Principal hits out over exam board 'meddling'
PUBLISHED: 14:38 23 August 2012
Honiton Community College to contest English results.
The principal of Honiton Community has hit out at exam boards for altering marking boundaries without warning. English results have dropped by an average of around 10 per cent.
Glenn Smith has raised serious concerns over this year’s GCSE results in the core subject and believes the boundary between C and D grades has been changed.
This has put a dampener on the college’s GCSE success, which saw A* to C grades increase by 15 per cent and A* grades double from those achieved last year.
Mr Smith said: “It appears the boundary between a C and D grade has been moved in a year. Many Devon headteachers have experienced the same problem.
“Given that GCSE Language is down across four exam boards by around an average of 10 per cent, in at least 20 of Devon’s Secondary schools so far and also in schools across the country, it seems that orders have gone out from on high to raise the C and D grade boundary.”

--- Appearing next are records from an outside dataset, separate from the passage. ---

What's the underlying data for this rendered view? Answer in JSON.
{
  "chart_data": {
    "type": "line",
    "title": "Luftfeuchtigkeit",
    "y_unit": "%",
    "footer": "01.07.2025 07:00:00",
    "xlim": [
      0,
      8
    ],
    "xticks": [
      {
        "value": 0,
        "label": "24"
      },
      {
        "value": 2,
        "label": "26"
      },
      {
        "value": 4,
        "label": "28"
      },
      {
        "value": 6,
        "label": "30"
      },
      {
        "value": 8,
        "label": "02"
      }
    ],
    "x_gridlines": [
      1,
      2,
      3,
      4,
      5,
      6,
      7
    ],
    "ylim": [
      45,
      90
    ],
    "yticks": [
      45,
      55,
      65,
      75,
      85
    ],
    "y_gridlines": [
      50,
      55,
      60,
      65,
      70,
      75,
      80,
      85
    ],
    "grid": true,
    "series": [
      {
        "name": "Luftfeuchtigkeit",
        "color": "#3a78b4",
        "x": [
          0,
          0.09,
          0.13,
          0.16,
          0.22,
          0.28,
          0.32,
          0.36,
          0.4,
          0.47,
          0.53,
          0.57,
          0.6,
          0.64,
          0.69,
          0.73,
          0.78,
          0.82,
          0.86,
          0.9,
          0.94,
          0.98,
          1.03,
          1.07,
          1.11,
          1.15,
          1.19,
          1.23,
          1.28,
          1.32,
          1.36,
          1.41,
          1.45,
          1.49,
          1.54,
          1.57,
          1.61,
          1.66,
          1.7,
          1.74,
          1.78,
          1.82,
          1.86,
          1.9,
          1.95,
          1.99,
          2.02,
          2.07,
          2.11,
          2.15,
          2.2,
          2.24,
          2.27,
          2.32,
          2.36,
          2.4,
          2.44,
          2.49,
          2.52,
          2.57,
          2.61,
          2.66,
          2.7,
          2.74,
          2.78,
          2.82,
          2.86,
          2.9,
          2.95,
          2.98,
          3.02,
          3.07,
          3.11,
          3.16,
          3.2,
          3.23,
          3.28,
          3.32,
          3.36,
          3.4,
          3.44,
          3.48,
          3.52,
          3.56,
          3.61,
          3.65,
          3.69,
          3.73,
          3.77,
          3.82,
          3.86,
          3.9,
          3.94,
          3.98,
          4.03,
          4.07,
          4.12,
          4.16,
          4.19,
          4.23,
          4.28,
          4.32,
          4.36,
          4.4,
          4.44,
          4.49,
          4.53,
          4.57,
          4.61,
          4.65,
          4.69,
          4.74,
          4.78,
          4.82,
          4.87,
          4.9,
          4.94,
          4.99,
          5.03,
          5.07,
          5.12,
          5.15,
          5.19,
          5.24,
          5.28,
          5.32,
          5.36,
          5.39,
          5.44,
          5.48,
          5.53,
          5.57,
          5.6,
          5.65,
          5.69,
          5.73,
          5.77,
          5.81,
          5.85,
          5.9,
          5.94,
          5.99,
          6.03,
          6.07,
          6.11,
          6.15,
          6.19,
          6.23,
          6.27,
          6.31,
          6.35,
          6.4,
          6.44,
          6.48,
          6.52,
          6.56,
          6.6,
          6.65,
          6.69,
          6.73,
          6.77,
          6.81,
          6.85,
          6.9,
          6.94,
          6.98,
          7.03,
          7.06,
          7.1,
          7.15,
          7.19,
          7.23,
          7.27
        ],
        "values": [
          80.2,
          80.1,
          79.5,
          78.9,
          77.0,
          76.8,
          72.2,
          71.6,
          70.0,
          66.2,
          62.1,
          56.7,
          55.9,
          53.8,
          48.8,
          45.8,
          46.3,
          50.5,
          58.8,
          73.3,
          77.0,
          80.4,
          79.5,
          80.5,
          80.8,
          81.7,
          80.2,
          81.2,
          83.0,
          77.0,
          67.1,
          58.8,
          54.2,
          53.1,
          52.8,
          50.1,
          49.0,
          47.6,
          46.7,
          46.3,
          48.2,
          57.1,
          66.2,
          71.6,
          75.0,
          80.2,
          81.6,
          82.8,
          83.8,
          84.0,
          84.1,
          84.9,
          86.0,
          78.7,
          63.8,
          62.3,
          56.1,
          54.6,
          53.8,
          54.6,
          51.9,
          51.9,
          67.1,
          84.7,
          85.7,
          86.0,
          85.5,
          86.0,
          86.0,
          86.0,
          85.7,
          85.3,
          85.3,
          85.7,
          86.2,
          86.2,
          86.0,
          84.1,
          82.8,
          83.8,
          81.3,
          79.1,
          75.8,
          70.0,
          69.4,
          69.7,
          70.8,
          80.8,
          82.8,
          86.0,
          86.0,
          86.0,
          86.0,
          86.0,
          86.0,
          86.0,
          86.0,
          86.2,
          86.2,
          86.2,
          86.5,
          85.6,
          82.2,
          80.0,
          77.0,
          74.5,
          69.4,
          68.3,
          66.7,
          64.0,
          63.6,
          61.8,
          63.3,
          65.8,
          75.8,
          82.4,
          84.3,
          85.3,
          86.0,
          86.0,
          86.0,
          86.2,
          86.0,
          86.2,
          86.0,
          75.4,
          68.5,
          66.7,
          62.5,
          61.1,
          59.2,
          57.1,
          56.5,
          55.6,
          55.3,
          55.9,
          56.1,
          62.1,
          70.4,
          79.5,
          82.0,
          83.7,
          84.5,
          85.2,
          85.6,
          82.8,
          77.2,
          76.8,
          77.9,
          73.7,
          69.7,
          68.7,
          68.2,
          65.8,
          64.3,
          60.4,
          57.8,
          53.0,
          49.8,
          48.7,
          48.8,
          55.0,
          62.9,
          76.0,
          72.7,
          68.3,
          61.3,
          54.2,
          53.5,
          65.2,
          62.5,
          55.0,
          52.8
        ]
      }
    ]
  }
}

He added: “Headteachers find it beyond belief that this should happen without any warning.
“Students have been given estimated grades based on exam board criteria which turn out to be far too ambitious.
“To put this issue into perspective, a student who took the summer paper and got a D grade could have achieved a C grade, with the same marks, if they had sat the autumn paper - this is preposterous that boundaries can be changed in a year.
“It is bad enough it happens from year to year. For Honiton, it means that our main national indicator of A* to C grades, including English and Maths, is down about 10 per cent on expectations.
“I understand this will impact all schools in an equal fashion. More to the point, about 15 of our students, and proportional numbers in all schools, will have to reconsider their options as a consequence of this meddling.
“We should not be allowed to play with our young people’s lives in this manner – our students are not pawns in a political game.”
Mr Smith has already written to local MP Neil Parish to raise these concerns and the college will be contesting the results.
He said: “Despite the issue with English results I would like to thank all my staff for their hard work and dedication.
“Each year the pressures on staff and the expectations of students increase and each year we manage to rise to the challenge.
“I would also like to thank governors, parents and carers, and the local community for your continued support throughout last year.”